This mesmerizing companion book to the award-winning film, The Butler traces the Civil Rights Movement and explores crucial moments of twentieth century American history through the eyes of Eugene Allen—a White House butler who served eight presidents over the course of thirty-four years.

During the presidencies of Harry Truman to Ronald Reagan, Eugene Allen was a butler in the most famous of residences: the White House. An African American who came of age during the era of Jim Crow, Allen served tea and supervised buffets while also witnessing some of the most momentous decisions made during the second half of the twentieth century, including Lyndon B. Johnson’s work during the Civil Rights Movement and Ronald Reagan getting tough on apartheid. But even as Allen witnessed the Civil Rights legislation develop, his family, friends, and neighbors were still contending with Jim Crow America.
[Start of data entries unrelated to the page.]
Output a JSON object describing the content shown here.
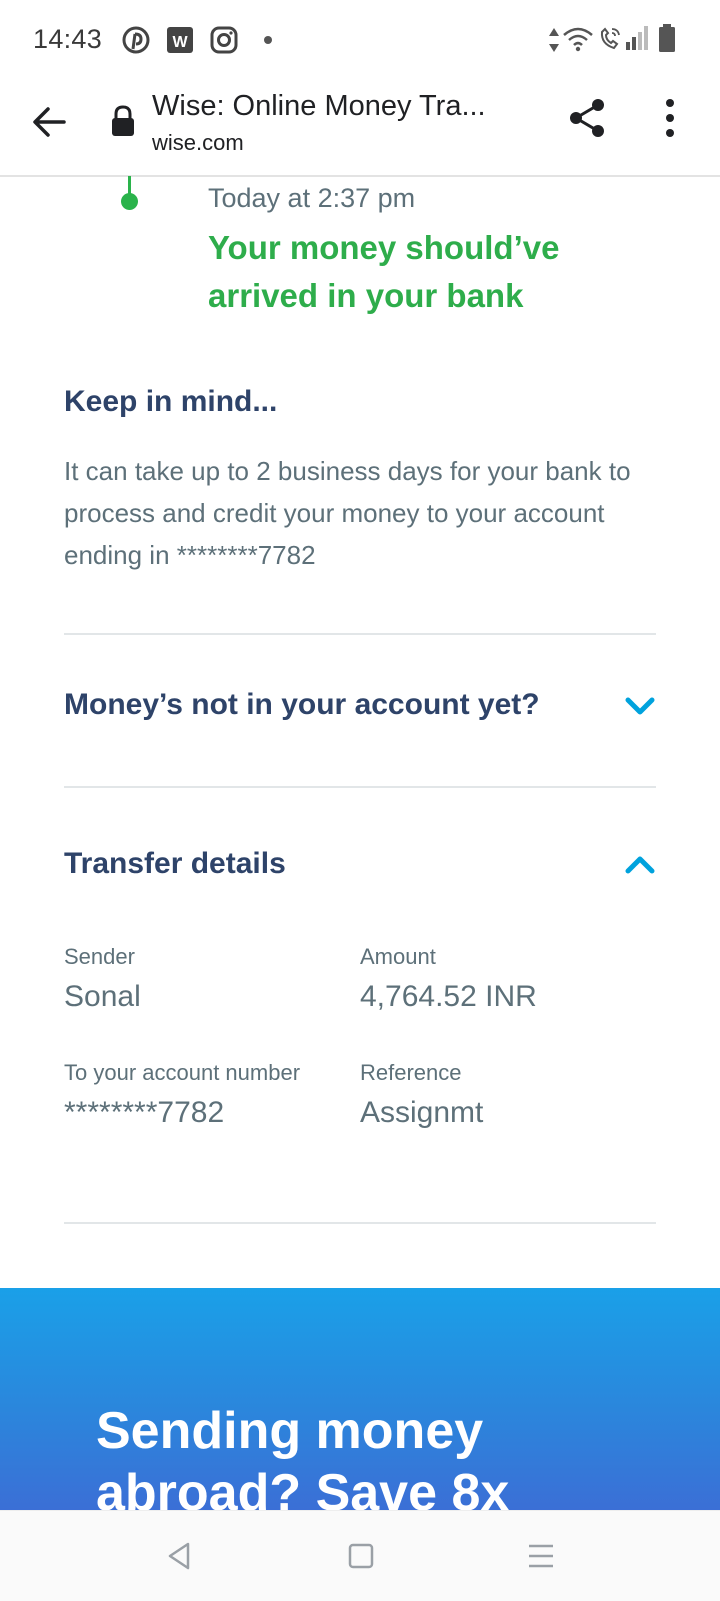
{
  "status_bar": {
    "time": "14:43",
    "icons": [
      "pinterest-icon",
      "word-app-icon",
      "instagram-icon",
      "notification-dot",
      "data-arrows-icon",
      "wifi-icon",
      "wifi-calling-icon",
      "signal-icon",
      "battery-icon"
    ]
  },
  "browser": {
    "title": "Wise: Online Money Tra...",
    "url": "wise.com",
    "icons": [
      "back-arrow-icon",
      "lock-icon",
      "share-icon",
      "overflow-menu-icon"
    ]
  },
  "timeline": {
    "time": "Today at 2:37 pm",
    "status": "Your money should’ve arrived in your bank",
    "accent_color": "#2ead4b"
  },
  "keep_in_mind": {
    "heading": "Keep in mind...",
    "body": "It can take up to 2 business days for your bank to process and credit your money to your account ending in ********7782"
  },
  "faq": {
    "title": "Money’s not in your account yet?",
    "expanded": false
  },
  "transfer_details": {
    "title": "Transfer details",
    "expanded": true,
    "fields": {
      "sender": {
        "label": "Sender",
        "value": "Sonal"
      },
      "amount": {
        "label": "Amount",
        "value": "4,764.52 INR"
      },
      "account": {
        "label": "To your account number",
        "value": "********7782"
      },
      "reference": {
        "label": "Reference",
        "value": "Assignmt"
      }
    }
  },
  "promo": {
    "text": "Sending money abroad? Save 8x"
  },
  "nav_bar": {
    "icons": [
      "back-triangle-icon",
      "home-square-icon",
      "recents-menu-icon"
    ]
  },
  "colors": {
    "heading": "#2e4369",
    "body_text": "#5d7079",
    "chevron": "#00a2dd",
    "promo_blue": "#1aa0e8"
  }
}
Timely, “poignant and powerful” (Kirkus Reviews) The Butler also explores Eugene Allen and his family’s background along with the history of African Americans in Hollywood and also features a foreword by the film’s director Lee Daniels.


The Butler’s


He was out there somewhere. By now he’d be an old man. He had worked “decades” in the White House. Maybe he had passed away virtually alone, and there had been only a wisp of an obituary notice. But no one could confirm if that were so. Maybe I was looking for a ghost. Actually, I was looking for a butler. I couldn’t stop looking.
     Yes, a butler.
     It is such an old-fashioned and anachronistic term: the butler. Someone who serves people, who sees but doesn’t see; someone who can read the moods of the people he serves. The figure in the shadows. Movie lovers fell in love with the butler as a cinematic figure in the 1936 film My Man Godfrey, which starred William Powell as the butler of a chaotic household. More recently, the butler figure and other backstage players have been popularized in the beloved television series Downton Abbey. My butler was a gentleman by the name of Eugene Allen. For thirty-four years, he had been a butler at the house located in Washington, DC, at 1600 Pennsylvania Avenue, which the world knows as the White House.
     Finally, after talking to many, many people, on both coasts of the country, and making dozens and dozens of phone calls, I found him. He was very much alive. He was living with his wife, Helene, on a quiet street in Northwest Washington. Eugene Allen had worked—as a butler—in eight presidential administrations, from Harry Truman’s to Ronald Reagan’s. He was both a witness to history and unknown to it.
     “Come right in,” he said, opening the door to his home on that cold November day in 2008. He had already taken his morning medications. He had already served his wife breakfast. He was eighty-nine years old, and he was about to crack history open for me in a whole new way.
     This is how the story of a White House butler—who would land in newsprint the world over after a story I had written appeared on the front page of the Washington Post three days after the historic election on November 4, 2008, of Barack Obama—actually unspooled.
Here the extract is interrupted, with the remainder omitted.